André Barrocal e Maria Inês Nassif
BRSÍLIA – Com a grande maioria do partido unida e sem grandes divergências, o IV Congresso Nacional do PT deve ter como único ponto de debate mais acaladorado uma questão formal sobre o estatuto que reflete, na verdade, uma dúvida hamletiana. Depois quase nove anos na Presidência da República, o PT quer ser um partido de massas como hoje, com 1,4 milhão de filiados, ou voltar a ser mais politizado e ligado a movimentos sociais, como em suas origens, 31 anos atrás?
No centro da discussão, está uma proposta de mudar as regras de filiação e de participação nas eleições internas do partido. Tem sido defendida pelo ex-presidente do PT Ricardo Berzoini. O deputado federal pertence à maior corrente do partido, Construindo um Novo Brasil (CNB), mas não tem apoio dela, que abriga os principais nomes do PT, como o ex-presidente Lula e o ex-ministro José Dirceu. Mas conta com a simpatia da segunda maior tendência, a Mensagem ao Partido.

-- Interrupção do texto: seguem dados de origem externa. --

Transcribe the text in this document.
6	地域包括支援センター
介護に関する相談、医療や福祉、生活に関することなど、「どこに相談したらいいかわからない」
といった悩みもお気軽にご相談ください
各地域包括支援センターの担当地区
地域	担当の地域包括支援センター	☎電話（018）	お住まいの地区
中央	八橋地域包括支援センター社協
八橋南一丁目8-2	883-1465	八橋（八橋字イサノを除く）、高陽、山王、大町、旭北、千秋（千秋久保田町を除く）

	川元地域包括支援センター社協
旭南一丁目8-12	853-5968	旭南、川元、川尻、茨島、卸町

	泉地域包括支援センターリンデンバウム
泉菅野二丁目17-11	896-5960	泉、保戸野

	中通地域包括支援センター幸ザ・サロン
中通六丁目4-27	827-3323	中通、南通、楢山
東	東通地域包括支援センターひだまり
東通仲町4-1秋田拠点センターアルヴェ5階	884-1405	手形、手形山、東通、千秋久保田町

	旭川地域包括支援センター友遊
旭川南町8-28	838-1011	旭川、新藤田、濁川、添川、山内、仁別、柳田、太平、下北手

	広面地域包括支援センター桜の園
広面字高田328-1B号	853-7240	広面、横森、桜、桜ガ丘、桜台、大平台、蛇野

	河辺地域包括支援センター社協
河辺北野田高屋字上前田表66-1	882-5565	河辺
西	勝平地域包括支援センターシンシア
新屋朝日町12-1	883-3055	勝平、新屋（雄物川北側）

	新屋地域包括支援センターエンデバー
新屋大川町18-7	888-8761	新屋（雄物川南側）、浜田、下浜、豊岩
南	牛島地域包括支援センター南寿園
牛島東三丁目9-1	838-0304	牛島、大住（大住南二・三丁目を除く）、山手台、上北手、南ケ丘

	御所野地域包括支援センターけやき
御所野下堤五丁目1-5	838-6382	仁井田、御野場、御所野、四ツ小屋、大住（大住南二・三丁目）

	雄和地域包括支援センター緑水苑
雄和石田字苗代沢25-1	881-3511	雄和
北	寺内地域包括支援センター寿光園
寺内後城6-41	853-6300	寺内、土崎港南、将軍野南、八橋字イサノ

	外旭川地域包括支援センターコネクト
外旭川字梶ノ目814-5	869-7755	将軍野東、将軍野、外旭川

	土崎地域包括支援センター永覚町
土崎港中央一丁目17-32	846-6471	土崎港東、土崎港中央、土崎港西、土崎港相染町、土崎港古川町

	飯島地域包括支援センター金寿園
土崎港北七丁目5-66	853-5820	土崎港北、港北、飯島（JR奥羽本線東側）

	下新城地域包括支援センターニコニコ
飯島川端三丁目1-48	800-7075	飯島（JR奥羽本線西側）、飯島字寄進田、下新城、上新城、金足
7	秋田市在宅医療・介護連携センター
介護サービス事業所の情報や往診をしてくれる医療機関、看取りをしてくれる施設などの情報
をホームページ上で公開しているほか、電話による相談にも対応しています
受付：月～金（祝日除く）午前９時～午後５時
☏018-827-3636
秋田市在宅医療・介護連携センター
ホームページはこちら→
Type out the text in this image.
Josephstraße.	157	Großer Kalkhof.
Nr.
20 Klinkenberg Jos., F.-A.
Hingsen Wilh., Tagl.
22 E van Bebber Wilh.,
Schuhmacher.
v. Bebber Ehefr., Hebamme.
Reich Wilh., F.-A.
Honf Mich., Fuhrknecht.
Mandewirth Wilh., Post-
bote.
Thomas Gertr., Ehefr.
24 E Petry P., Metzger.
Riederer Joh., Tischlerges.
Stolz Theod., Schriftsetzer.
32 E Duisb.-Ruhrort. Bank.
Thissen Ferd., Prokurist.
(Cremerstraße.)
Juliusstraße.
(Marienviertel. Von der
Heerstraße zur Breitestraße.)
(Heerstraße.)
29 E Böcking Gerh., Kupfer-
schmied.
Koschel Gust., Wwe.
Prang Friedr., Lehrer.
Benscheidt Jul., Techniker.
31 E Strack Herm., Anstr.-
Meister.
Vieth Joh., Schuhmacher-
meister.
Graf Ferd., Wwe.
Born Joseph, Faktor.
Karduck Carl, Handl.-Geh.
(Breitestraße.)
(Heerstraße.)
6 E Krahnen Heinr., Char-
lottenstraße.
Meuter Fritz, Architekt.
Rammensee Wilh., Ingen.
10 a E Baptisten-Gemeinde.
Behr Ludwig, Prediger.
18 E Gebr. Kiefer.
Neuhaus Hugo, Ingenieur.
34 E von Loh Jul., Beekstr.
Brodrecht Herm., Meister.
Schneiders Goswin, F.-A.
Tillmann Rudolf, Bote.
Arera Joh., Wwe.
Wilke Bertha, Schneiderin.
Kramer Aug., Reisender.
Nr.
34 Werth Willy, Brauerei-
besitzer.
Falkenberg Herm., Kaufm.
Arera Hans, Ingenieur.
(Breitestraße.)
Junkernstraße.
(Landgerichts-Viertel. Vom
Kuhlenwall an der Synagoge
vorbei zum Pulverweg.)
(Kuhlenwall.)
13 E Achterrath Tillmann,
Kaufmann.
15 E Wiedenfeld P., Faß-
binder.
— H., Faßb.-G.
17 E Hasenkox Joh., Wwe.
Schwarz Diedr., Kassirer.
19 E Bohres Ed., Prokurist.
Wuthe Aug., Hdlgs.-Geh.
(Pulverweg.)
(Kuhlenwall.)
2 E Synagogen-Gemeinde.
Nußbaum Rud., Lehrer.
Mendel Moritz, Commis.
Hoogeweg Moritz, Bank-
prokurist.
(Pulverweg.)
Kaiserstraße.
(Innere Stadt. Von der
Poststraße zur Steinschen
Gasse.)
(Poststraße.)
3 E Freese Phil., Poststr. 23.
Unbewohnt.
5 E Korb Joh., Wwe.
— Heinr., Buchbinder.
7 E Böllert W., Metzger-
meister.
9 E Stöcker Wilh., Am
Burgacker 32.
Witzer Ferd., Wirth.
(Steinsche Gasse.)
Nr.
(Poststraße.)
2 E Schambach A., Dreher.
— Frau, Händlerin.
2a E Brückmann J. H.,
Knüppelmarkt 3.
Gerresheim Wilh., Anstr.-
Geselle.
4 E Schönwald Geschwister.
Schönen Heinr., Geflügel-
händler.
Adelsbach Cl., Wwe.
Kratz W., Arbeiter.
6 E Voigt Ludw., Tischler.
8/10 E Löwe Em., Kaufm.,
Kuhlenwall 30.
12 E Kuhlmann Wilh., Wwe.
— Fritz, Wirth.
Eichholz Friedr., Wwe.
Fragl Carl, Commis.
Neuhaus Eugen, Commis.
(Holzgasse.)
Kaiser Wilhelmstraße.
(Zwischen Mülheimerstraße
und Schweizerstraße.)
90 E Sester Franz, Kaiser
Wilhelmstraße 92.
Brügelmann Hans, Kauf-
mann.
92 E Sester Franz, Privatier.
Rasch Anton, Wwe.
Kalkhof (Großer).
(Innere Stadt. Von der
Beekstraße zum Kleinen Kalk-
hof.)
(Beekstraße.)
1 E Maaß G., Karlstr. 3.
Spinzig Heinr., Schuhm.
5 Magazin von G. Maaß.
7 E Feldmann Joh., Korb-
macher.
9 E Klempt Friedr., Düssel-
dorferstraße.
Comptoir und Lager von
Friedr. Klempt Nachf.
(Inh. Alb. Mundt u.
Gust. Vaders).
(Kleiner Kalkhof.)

De acordo com Berzoini, na terça-feira (30/08), uma comissão de 15 petistas criada para rever o estatuto fechou uma proposta. O interessado em filiar-se teria de fazer primeiro um curso sobre a história e o programa do PT. Só seria aceito depois. Também teria de pagar contribuição semestral (hoje é anual) e estar em dia pelo menos até 90 dias antes de uma eleição interna. O objetivo é evitar filiações em massa às vésperas de eleições. “Precisamos acabar com a lógica da filiação com objetivo determinado”, diz Berzoini.
“Uma grande restrição à atuação dos filiados vai acabar transformando os movimentos sociais em massa de manobra do PT”, rebate o deputado federal Jilmar Tatto (SP).
Os dois líderes do PT no Congresso estão em lados diferentes. Para o líder na Câmara, Paulo Teixeira (SP), que é da Mensagem ao Partido, a mudança estatutária daria uma oportunidade para algo que ele considera fundamental. Depois de oito anos de governo Lula, o PT tem de se atualizar e se oxigenar. “Precisamos atrair os jovens e [os militantes políticos que usam] as novas mídias”, afirma Teixeira.
Já o líder no Senado, Humberto Costa (PE), que é da CNB, discorda de alteração nas regras. “Não sou a favor de uma mudança radical. Já temos experiências anteriores de curso de formação que não deram certo. O PT tem preferência de 32% do eleitorado e deve continuar sendo um partido de massas”, diz.
A CNB discutiu o assunto nesta quarta-feira (01/09), em São Paulo, mas, por ora, ninguém arrisca um palpite sobre o que vai acontecer no IV Congresso. “Há uma uma polarização importante, mas acredito que vai sair uma posição intermediária, negociada, como é tradição no PT”, diz o presidente o partido no estado de São Paulo, Edinho Silva.
Para os defensores de um certo endurecimento das regras de filiação, a mudanças pode impedir que o partido seja controlado por políticos com acesso a grandes redutos eleitorais e sem formação ideológica, o que trabsformaria o PT num amontoado de interesses regionalizados, como é o PMDB.
O desconforto com a situação atual, de um certa despolitização, será explicitada no Congresso com a apresentação de uma proposta de criação de uma nova corrente, a “Inaugurar um Novo Período”. Constituída de uma dissidência do grupo Articulação de Esquerda, está entre os grupos minoritários mais à esquerda.
Os dissidentes acham que o PT se afastou demais dos movimentos sociais no governo Lula e, hoje, não discute mais política internamente. O partido teria deixado de “encantar” os eleitores e de “debater sonhos”. “A esquerda, quando ganha a eleição, se institucionaliza, os quadros vão para o governo e se afastam dos movimentos sociais. Queremos reavaliar isso”, afirma Altemir Gregolin, ex-ministro da Pesca com Lula.
Ex-presidente do PT e atual assessor especial no ministério da Defesa, José Genoino, que é ligado às correntes dominantes do partido, tem avaliação semelhante. “Hoje há um clima de unidade em torno da presidenta Dilma mas não há debate político e ideológico”, diz.